Pour Gaël Clichy, l’une des premières erreurs majeures concerne la gestion du brassard de capitaine et le traitement réservé à Thierry Henry. «Quel est le problème à Knysna ? Déjà, tu as ton capitaine, un joueur qui est non seulement important pour la nation, mais dans le football mondial. On lui retire quelque part cette autorité à Thierry Henry», explique l’ancien défenseur d’Arsenal FC.

Selon lui, la manière dont le statut de Thierry Henry a été géré a fragilisé l’équilibre du groupe avant même le début de la compétition. «Tu le fais comme tu le fais, je pense qu’il y a des choses qui se font et d’autres qui se font différemment. Quand tu pars là-dedans… J’ose imaginer que si Thierry avait toujours été le visage autoritaire de cette équipe, ça aurait pu se passer différemment. Je le pense sincèrement», affirme Clichy.

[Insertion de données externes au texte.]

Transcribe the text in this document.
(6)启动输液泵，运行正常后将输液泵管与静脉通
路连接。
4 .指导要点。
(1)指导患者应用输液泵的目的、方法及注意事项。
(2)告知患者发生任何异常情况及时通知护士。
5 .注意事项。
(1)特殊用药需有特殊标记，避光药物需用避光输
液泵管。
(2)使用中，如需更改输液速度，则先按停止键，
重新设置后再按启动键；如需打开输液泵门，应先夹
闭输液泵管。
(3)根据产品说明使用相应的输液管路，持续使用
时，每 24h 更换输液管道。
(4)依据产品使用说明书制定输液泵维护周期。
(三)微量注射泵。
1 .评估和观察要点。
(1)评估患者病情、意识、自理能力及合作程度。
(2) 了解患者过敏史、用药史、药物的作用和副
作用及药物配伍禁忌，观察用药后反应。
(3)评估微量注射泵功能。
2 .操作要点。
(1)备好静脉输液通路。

De son côté, Raphaël Domenach a révélé un autre élément important concernant la gestion de Nicolas Anelka durant le tournoi. Selon le journaliste, l’attaquant de Chelsea FC aurait clairement averti Raymond Domenech avant le match contre le Mexique. «Raymond Domenech est prêt à ne pas emmener Thierry Henry à la Coupe du monde comme il n’est pas sûr de le mettre titulaire. Il se dit : “olala, soit il va me foutre le bordel soit ce n’est pas respectueux pour lui”. Et Titi lui dit : “non, je suis Français”. Le mal est déjà fait», raconte Domenach. Mais le problème concernait également le positionnement de Nicolas Anelka à la pointe de l’attaque. «Il est aussi fait avec Nico Anelka. Je sais qu’il va voir Nicolas Anelka et qu’il dit au sélectionneur : ‘moi, tout seul devant, ça le fait pas. Autrement avec plaisir, mais tout seul devant ça ne le fait pas’. Et il le met tout seul devant», poursuit le journaliste.